Fetuses receive special protection under Alaska law. Alaska criminalizes the murder, manslaughter, or negligent homicide of an “unborn child.” AS 11.41.150-180. An “unborn child” is a fetus, at any stage of development, carried in the womb that is not born alive, but excludes legal abortions and other standardized medical procedures. AS 11.41.180; 11.81.900(b)(66). In some jurisdictions this is referred to as feticide. Feticide is the intentional destruction of a fetus.
Year-and-a-day rule
The now abolished common law determination of death was the year-and-a-day rule. The rule created a timeline for the victim’s death to constitute murder. The homicide victim needed to die within a year-and-a-day of the defendant’s act for the defendant to be criminally responsible. If the victim did not die within the time limit, the defendant could be charged with attempted murder, but not criminal homicide. All jurisdictions have now abolished the rule and have instead adopted traditional causation principles to determine death. See e.g., Tennessee v. Rogers, 992 S.W.2d 393 (Tenn. 1999). Death timeline rules should not be confused with the statute of limitations, which is the time limit the government has to prosecute a criminal defendant. (In Alaska, a criminal homicide prosecution may be commenced at any time; there is no statute of limitations.)
Suicide
At common law, suicide was a crime. Modern criminal codes do not criminalize suicide. However, numerous jurisdictions, including Alaska, criminalize assisting suicide. A person commits the crime of manslaughter if a person “intentionally aids another person to commit suicide.” AS 11.41.120(a)(2). The crime includes physician-assisted suicides; physicians receive no special protection under the criminal law. The Alaska Supreme Court has upheld the constitutionality of the criminal statute even in the face of terminally ill patients seeking to end their lives with the assistance of a physician. See Sampson v. State, 31 P.3d 88 (Alaska 2001). A minority of states (e.g., Oregon) allow terminally ill patients to seek the assistance of a physician to commit suicide.

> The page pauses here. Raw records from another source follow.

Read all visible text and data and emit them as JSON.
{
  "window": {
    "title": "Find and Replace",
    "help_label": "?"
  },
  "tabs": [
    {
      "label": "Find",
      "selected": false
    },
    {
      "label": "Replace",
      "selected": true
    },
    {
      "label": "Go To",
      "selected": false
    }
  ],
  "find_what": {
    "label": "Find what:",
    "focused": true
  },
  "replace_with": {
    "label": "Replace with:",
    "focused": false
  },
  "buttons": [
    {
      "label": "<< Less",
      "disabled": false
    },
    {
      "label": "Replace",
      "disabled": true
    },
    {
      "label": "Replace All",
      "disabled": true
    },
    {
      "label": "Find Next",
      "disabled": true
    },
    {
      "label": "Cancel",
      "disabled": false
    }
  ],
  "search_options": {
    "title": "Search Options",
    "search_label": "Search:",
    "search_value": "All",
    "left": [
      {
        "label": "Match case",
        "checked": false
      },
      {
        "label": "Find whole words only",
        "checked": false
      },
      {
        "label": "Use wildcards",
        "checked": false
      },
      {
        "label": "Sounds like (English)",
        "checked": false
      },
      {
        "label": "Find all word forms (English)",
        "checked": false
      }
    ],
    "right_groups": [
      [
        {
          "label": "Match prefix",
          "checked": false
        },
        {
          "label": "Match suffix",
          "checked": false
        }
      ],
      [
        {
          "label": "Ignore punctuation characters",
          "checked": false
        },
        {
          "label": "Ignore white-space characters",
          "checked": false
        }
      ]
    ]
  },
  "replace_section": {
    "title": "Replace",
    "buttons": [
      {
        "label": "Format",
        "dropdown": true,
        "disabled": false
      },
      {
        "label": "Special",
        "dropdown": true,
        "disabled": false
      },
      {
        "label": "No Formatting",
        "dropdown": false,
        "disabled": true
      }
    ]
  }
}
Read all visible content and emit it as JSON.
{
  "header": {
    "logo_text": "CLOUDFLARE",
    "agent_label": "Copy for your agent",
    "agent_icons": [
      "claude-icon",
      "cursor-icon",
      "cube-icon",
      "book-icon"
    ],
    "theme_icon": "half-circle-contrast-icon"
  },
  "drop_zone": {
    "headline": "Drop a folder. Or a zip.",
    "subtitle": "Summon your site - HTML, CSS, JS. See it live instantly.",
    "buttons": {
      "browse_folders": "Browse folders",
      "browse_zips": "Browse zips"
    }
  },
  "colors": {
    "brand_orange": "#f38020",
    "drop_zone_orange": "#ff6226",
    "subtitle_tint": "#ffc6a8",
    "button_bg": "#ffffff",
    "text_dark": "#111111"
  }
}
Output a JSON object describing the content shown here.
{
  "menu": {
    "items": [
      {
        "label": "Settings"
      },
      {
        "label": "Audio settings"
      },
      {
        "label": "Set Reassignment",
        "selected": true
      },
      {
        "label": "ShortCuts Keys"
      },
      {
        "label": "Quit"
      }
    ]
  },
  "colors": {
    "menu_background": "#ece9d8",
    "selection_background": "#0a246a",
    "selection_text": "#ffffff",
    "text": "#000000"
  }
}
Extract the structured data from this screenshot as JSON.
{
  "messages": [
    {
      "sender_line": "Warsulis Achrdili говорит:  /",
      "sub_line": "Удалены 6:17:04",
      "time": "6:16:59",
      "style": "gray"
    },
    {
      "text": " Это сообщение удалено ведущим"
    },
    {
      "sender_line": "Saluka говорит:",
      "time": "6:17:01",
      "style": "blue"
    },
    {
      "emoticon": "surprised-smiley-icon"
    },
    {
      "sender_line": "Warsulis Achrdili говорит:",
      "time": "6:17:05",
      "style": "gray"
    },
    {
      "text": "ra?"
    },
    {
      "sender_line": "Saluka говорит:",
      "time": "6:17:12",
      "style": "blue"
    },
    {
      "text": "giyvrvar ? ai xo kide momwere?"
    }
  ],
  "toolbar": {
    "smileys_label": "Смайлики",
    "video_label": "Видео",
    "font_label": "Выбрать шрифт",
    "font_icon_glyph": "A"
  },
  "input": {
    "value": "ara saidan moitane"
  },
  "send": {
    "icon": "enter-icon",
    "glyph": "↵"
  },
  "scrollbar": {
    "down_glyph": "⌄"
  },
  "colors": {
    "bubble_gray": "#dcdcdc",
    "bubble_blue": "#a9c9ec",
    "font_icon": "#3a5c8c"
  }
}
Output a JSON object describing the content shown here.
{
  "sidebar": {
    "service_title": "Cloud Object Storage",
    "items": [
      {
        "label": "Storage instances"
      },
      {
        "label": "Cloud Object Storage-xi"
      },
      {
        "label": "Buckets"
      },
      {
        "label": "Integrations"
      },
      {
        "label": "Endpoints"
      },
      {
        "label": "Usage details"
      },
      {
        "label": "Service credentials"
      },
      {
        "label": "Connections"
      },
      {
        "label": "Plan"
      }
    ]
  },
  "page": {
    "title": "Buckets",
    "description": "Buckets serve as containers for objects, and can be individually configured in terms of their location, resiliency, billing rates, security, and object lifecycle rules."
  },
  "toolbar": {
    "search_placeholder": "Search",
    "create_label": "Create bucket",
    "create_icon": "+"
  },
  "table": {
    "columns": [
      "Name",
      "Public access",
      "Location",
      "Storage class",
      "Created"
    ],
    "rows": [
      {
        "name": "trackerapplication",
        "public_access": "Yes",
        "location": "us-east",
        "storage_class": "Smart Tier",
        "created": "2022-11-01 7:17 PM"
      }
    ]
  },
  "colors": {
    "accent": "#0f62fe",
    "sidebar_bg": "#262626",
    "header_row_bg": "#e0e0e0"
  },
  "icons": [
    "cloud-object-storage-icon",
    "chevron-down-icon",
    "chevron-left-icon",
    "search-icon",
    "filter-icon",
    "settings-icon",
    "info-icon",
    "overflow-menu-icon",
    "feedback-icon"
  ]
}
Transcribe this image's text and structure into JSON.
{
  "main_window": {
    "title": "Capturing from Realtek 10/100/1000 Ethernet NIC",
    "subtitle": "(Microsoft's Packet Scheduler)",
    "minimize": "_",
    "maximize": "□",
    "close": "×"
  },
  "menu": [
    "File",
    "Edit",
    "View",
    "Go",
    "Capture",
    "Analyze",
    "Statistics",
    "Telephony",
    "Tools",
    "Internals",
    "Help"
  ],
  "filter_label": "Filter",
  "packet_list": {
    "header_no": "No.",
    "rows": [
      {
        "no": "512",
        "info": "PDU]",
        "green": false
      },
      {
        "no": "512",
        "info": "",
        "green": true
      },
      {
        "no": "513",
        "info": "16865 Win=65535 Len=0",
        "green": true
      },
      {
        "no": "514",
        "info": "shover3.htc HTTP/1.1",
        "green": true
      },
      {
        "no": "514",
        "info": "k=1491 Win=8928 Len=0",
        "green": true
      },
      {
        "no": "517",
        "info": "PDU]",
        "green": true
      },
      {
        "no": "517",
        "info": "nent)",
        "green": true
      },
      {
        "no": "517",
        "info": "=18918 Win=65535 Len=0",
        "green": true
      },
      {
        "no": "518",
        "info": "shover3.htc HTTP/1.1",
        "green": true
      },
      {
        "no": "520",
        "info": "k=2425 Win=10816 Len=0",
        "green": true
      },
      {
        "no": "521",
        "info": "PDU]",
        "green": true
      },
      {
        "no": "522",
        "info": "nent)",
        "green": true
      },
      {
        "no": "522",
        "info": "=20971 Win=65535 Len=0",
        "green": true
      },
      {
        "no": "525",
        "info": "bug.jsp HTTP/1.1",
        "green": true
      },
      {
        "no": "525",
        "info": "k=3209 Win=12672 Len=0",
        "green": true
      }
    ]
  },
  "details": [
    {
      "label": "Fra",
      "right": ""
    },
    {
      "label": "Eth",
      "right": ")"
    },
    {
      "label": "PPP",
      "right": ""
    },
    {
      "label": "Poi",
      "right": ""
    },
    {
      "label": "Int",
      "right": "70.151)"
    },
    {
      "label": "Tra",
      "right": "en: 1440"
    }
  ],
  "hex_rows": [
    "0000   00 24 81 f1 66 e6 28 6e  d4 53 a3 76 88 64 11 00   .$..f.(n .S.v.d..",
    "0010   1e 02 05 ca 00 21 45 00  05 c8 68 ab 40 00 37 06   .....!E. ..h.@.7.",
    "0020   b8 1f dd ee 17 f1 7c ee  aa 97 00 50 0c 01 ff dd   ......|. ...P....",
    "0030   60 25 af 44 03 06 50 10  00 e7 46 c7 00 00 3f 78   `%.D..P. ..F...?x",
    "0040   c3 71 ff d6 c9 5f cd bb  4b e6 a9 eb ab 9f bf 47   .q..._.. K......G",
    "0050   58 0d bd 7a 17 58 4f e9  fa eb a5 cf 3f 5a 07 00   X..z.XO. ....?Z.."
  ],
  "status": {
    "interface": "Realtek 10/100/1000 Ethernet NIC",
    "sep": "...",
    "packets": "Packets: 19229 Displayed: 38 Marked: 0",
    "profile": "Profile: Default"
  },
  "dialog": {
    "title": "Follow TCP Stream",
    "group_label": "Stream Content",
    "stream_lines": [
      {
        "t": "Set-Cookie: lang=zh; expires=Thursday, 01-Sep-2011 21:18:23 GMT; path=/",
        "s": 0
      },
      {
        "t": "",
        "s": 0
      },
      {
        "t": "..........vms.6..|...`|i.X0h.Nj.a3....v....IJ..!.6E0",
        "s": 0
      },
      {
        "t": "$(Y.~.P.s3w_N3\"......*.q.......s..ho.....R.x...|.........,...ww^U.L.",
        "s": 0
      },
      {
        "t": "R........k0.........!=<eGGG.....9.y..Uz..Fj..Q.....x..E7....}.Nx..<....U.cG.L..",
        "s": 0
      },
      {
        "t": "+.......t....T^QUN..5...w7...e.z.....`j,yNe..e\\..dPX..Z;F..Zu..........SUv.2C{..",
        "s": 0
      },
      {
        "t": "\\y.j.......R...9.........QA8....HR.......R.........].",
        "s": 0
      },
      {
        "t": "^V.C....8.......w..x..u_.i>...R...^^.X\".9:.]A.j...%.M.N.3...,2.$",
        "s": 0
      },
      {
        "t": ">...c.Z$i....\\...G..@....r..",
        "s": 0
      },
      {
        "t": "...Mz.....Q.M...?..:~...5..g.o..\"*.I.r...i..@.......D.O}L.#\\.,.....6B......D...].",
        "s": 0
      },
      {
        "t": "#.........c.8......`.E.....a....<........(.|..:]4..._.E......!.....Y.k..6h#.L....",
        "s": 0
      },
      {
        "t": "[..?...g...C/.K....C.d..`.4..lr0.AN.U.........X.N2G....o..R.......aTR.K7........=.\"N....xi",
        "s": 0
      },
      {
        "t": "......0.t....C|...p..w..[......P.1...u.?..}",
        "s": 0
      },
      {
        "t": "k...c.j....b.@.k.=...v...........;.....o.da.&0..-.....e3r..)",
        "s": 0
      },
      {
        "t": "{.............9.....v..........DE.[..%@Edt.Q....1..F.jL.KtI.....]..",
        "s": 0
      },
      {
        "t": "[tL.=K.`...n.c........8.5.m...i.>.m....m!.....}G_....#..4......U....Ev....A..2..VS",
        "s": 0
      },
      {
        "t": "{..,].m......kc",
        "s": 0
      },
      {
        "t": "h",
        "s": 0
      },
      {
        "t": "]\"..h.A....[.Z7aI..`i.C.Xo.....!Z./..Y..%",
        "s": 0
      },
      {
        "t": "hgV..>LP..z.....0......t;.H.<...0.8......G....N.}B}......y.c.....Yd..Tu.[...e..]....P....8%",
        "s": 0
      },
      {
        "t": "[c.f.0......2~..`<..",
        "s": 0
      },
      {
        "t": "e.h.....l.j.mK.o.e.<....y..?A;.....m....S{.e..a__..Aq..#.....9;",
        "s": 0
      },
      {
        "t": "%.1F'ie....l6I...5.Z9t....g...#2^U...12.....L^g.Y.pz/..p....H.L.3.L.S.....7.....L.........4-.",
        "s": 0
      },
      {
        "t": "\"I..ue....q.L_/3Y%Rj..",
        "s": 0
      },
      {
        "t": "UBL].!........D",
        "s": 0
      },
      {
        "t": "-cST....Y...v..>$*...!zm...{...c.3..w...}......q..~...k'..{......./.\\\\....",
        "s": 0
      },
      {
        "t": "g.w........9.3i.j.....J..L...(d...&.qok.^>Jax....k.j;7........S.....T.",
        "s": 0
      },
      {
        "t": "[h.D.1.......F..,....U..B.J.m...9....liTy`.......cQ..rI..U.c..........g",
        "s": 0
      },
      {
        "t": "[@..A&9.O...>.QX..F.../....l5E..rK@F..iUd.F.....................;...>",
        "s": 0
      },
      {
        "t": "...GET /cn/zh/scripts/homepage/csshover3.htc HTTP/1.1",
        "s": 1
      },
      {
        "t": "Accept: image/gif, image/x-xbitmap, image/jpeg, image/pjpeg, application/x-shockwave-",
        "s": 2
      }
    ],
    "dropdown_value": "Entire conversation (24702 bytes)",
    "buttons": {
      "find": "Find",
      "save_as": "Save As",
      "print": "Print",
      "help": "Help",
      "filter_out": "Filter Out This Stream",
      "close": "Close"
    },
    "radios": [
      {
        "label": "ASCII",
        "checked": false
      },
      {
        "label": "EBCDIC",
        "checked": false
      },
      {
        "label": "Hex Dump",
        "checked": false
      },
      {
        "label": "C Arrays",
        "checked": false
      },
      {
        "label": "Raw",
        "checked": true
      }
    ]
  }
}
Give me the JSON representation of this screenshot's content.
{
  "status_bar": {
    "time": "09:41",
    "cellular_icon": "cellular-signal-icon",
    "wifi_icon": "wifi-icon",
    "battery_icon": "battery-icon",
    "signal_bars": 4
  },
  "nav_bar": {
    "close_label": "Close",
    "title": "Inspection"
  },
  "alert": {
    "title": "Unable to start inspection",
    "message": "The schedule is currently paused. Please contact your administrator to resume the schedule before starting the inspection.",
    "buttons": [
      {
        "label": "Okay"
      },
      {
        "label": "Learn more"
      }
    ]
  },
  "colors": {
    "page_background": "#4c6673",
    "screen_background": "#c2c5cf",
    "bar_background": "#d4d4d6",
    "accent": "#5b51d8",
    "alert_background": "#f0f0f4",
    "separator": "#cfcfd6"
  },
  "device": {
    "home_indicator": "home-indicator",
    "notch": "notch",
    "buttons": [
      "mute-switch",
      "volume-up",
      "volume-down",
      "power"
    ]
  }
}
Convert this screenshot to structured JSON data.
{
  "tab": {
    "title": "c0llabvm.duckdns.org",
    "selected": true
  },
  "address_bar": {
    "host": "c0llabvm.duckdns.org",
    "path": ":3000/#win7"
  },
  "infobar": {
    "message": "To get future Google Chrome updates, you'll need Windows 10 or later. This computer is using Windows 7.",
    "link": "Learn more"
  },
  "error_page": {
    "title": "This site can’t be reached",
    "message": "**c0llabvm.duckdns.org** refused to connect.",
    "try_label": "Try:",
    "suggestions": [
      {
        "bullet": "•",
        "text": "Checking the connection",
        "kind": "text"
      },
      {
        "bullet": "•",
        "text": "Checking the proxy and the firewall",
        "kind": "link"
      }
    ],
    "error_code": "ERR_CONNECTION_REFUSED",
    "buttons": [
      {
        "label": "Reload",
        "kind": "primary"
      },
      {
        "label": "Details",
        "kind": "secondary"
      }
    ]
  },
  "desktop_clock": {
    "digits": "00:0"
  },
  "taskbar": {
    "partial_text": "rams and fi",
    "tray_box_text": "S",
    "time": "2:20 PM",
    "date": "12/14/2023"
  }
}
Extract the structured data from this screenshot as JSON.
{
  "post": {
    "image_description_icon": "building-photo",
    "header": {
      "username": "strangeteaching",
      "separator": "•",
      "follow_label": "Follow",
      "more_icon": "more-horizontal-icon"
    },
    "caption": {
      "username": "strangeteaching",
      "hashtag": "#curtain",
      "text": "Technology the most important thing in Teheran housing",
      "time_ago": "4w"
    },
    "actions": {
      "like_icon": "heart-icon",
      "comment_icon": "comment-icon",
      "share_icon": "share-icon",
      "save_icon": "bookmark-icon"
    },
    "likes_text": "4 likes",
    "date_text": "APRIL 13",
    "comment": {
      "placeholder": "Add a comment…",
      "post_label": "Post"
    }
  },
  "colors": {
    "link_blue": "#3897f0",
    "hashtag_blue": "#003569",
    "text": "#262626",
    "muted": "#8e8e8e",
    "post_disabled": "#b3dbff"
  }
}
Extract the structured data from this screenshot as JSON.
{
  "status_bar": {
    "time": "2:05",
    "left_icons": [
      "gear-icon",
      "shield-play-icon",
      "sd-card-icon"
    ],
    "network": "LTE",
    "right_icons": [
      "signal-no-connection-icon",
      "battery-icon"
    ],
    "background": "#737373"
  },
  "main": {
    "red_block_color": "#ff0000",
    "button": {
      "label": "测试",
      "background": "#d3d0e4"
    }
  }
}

In Sampson, the Alaska Supreme Court noted that physician-assisted suicide is not a fundamental right under the Alaska Constitution. Instead, the government has significant interests in prohibiting physician-assisted suicide, including preserving human life, protecting vulnerable persons, protecting the integrity of the medical profession, and regulating dangerous activities in the state. See id. Although a physician must honor a patient’s wish to stop life-saving measures, a physician may not intentionally quicken a person’s death.
Exercises
Answer the following question. Check your answer using the answer key at the end of the chapter.
- What is the fundamental difference between homicide and suicide?